Insurer and financial services provider Britam posted a 22.5 percent jump in net earnings for the half-year ended June 2024, to Sh2 billion, buoyed by increased investment income.

The rise in half-year net profit from Sh1.64 billion posted in a similar period last year came on the back of net investment income rising 2.5 times to Sh13.27 billion from Sh5.3 billion.

“We are confident in the growth and performance trend that Britam has achieved, supported by its subsidiaries in Kenya and the region. Our business is expanding its revenue base while effectively managing costs,” Britam Chief Executive Officer Tom Gitogo said.

“Our customer-centric approach is fueling growth in our customer base and product uptake, particularly through micro-insurance, partnerships, and digital channels.”

The investment income growth was fueled by interest and dividend income rising 34 percent to Sh9.1 billion, which the insurer attributed to growth in revenue and the gains from the realignment of the group’s investment portfolio.

Britam also booked a Sh3.79 billion gain on financial assets at a fair value, compared with a Sh1.8 billion loss posted in a similar period last year.

The increased investment income helped offset the 12.7 percent decline in net insurance service result to Sh2.13 billion in the wake of claims paid out rising at a faster pace than that of premiums received.

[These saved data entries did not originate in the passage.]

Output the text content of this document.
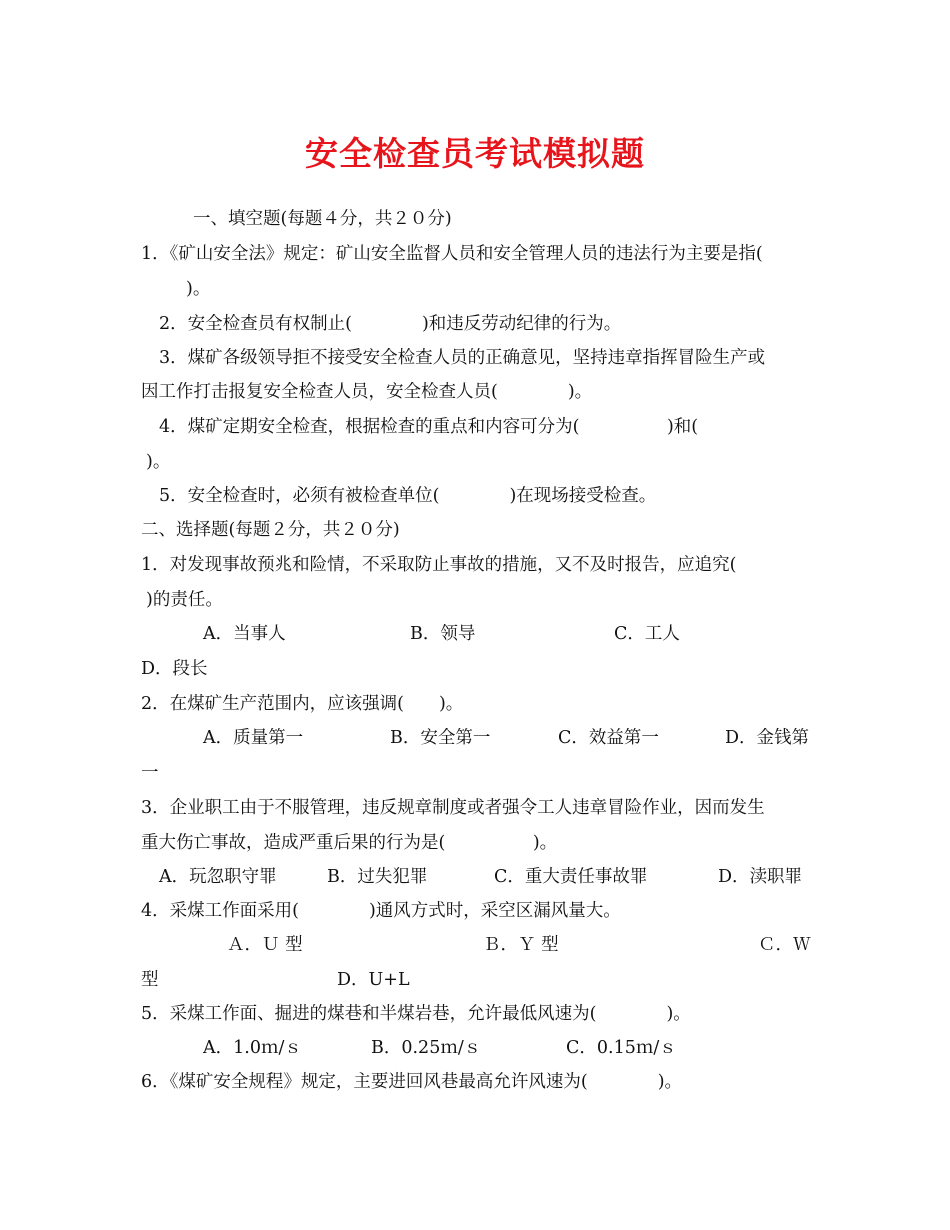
安全检查员考试模拟题
一、填空题(每题４分，共２０分)
1．《矿山安全法》规定：矿山安全监督人员和安全管理人员的违法行为主要是指(
)。
2．安全检查员有权制止(　　　　)和违反劳动纪律的行为。
3．煤矿各级领导拒不接受安全检查人员的正确意见，坚持违章指挥冒险生产或
因工作打击报复安全检查人员，安全检查人员(　　　　)。
4．煤矿定期安全检查，根据检查的重点和内容可分为(　　　　　)和(
)。
5．安全检查时，必须有被检查单位(　　　　)在现场接受检查。
二、选择题(每题２分，共２０分)
1．对发现事故预兆和险情，不采取防止事故的措施，又不及时报告，应追究(
)的责任。
A．当事人	B．领导	C．工人
D．段长
2．在煤矿生产范围内，应该强调(　　)。
A．质量第一	B．安全第一	C．效益第一	D．金钱第
一
3．企业职工由于不服管理，违反规章制度或者强令工人违章冒险作业，因而发生
重大伤亡事故，造成严重后果的行为是(　　　　　)。
A．玩忽职守罪	B．过失犯罪	C．重大责任事故罪	D．渎职罪
4．采煤工作面采用(　　　　)通风方式时，采空区漏风量大。
Ａ．Ｕ 型	Ｂ．Ｙ 型	Ｃ．Ｗ
型	D．U+L
5．采煤工作面、掘进的煤巷和半煤岩巷，允许最低风速为(　　　　)。
A．1.0ｍ/ｓ	B．0.25ｍ/ｓ	C．0.15ｍ/ｓ
6．《煤矿安全规程》规定，主要进回风巷最高允许风速为(　　　　)。
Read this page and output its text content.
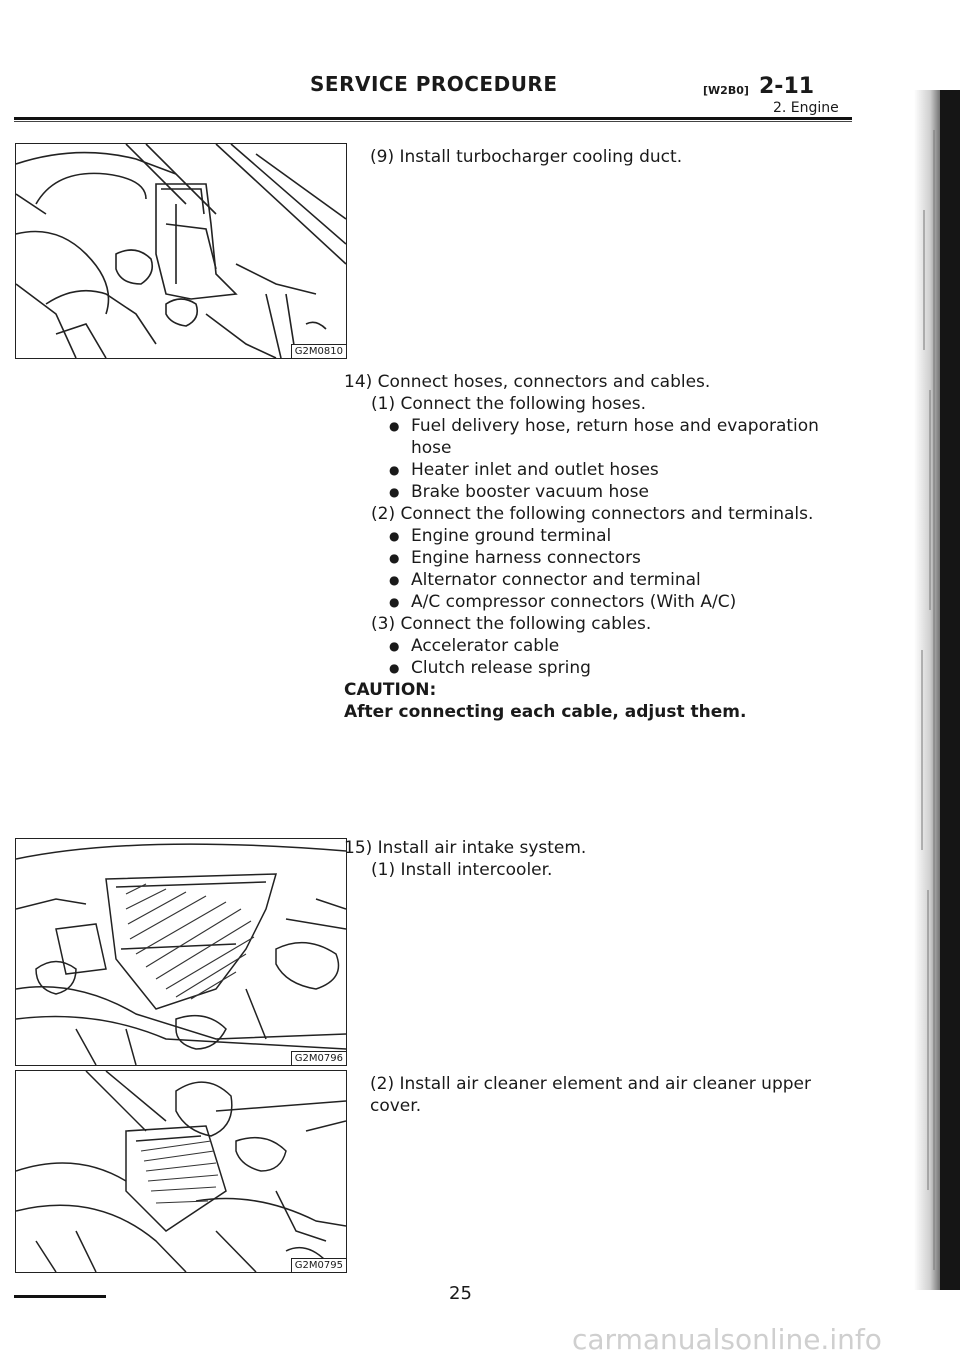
SERVICE PROCEDURE	[W2B0] 2-11
2. Engine
G2M0810
G2M0796
G2M0795
(9) Install turbocharger cooling duct.
14) Connect hoses, connectors and cables.
(1) Connect the following hoses.
● Fuel delivery hose, return hose and evaporation
hose
● Heater inlet and outlet hoses
● Brake booster vacuum hose
(2) Connect the following connectors and terminals.
● Engine ground terminal
● Engine harness connectors
● Alternator connector and terminal
● A/C compressor connectors (With A/C)
(3) Connect the following cables.
● Accelerator cable
● Clutch release spring
CAUTION:
After connecting each cable, adjust them.
15) Install air intake system.
(1) Install intercooler.
(2) Install air cleaner element and air cleaner upper
cover.
25
carmanualsonline.info
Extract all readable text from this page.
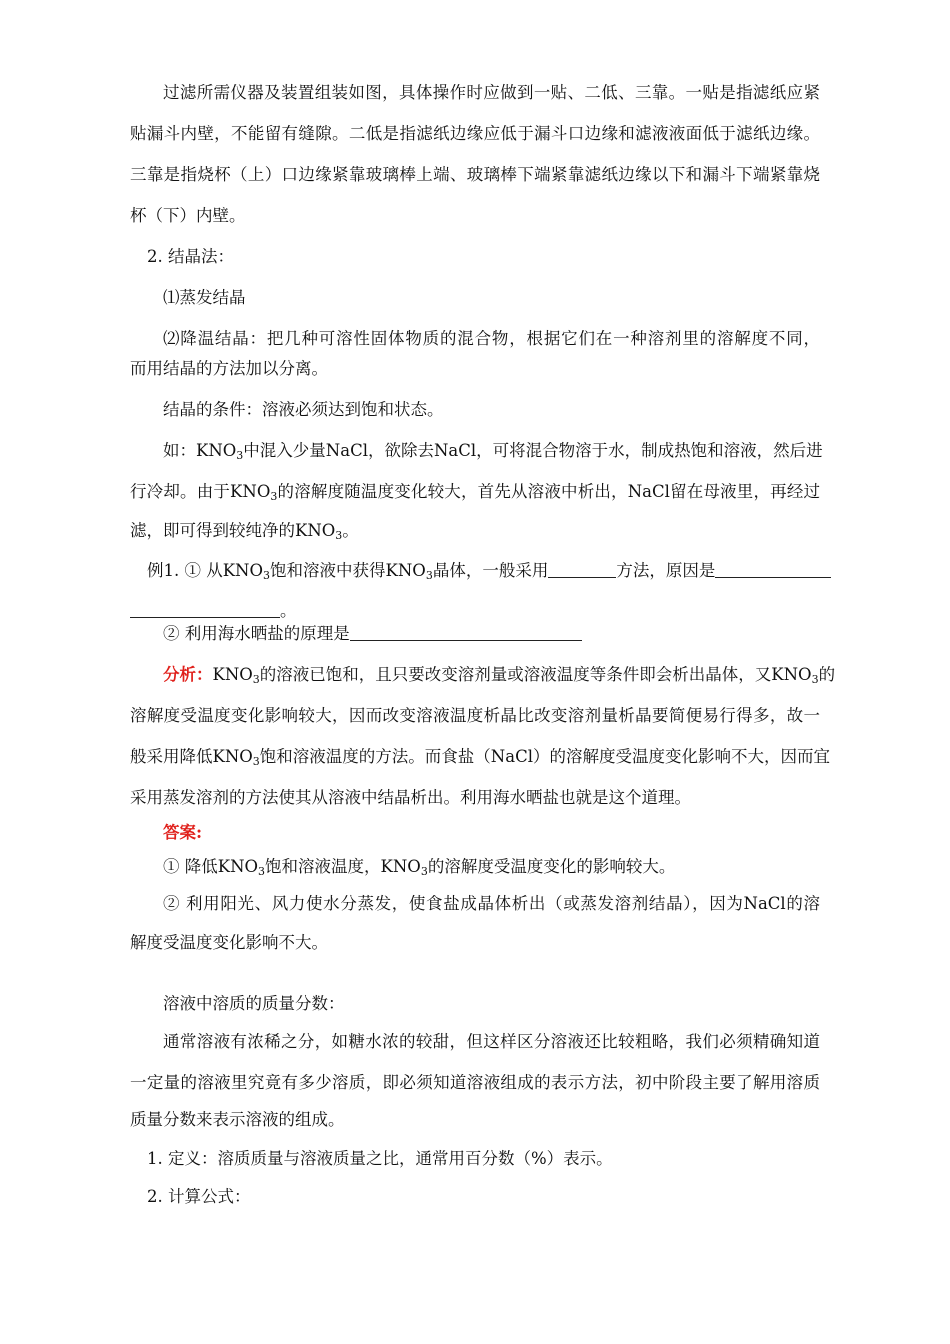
过滤所需仪器及装置组装如图，具体操作时应做到一贴、二低、三靠。一贴是指滤纸应紧
贴漏斗内壁，不能留有缝隙。二低是指滤纸边缘应低于漏斗口边缘和滤液液面低于滤纸边缘。
三靠是指烧杯（上）口边缘紧靠玻璃棒上端、玻璃棒下端紧靠滤纸边缘以下和漏斗下端紧靠烧
杯（下）内壁。
2. 结晶法：
⑴蒸发结晶
⑵降温结晶：把几种可溶性固体物质的混合物，根据它们在一种溶剂里的溶解度不同，
而用结晶的方法加以分离。
结晶的条件：溶液必须达到饱和状态。
如：$KNO_3$中混入少量NaCl，欲除去NaCl，可将混合物溶于水，制成热饱和溶液，然后进
行冷却。由于$KNO_3$的溶解度随温度变化较大，首先从溶液中析出，NaCl留在母液里，再经过
滤，即可得到较纯净的$KNO_3$。
例1. ① 从$KNO_3$饱和溶液中获得$KNO_3$晶体，一般采用	方法，原因是
。
② 利用海水晒盐的原理是
分析：$KNO_3$的溶液已饱和，且只要改变溶剂量或溶液温度等条件即会析出晶体，又$KNO_3$的
溶解度受温度变化影响较大，因而改变溶液温度析晶比改变溶剂量析晶要简便易行得多，故一
般采用降低$KNO_3$饱和溶液温度的方法。而食盐（NaCl）的溶解度受温度变化影响不大，因而宜
采用蒸发溶剂的方法使其从溶液中结晶析出。利用海水晒盐也就是这个道理。
答案:
① 降低$KNO_3$饱和溶液温度，$KNO_3$的溶解度受温度变化的影响较大。
② 利用阳光、风力使水分蒸发，使食盐成晶体析出（或蒸发溶剂结晶），因为NaCl的溶
解度受温度变化影响不大。
溶液中溶质的质量分数：
通常溶液有浓稀之分，如糖水浓的较甜，但这样区分溶液还比较粗略，我们必须精确知道
一定量的溶液里究竟有多少溶质，即必须知道溶液组成的表示方法，初中阶段主要了解用溶质
质量分数来表示溶液的组成。
1. 定义：溶质质量与溶液质量之比，通常用百分数（%）表示。
2. 计算公式：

Britam said insurance revenue, which is money from written premiums, increased to Sh17.8 billion from Sh16.6 billion, primarily driven by growth in the Kenya insurance business and regional general insurance businesses, which contributed 30 percent of the revenue.

The group has a presence in seven countries in Africa namely Kenya, Uganda, Tanzania, Rwanda, South Sudan, Mozambique, and Malawi.

Britam’s insurance service expense hit Sh13.6 billion from Sh11.3 billion, while net insurance finance expenses rose 2.6 times to Sh12.3 billion during the same period.

“Net insurance finance expenses increased mainly due to growth in interest cost for the deposit administration business driven by better investment performance. This has also been impacted by a decline in the yield curve, which has led to an increase in the insurance contract liabilities. The increase has been offset by a matching increase in fair value gain on assets,” said Britam.

Britam’s growth in profit is in line with that of other Nairobi Securities Exchange-listed insurers, which have seen a rise in profits.

Jubilee Holdings net profit in the six months increased by 22.7 percent to Sh2.5 billion on increased income from insurance, helping the insurer maintain Sh2 per share interim dividend.

CIC Insurance Group posted a 0.64 percent rise in net profit to Sh709.99 million in the same period as net earnings of Liberty Kenya nearly tripled to Sh632 million from Sh213 million, while Sanlam Kenya emerged from a loss to post a Sh282.2 million net profit.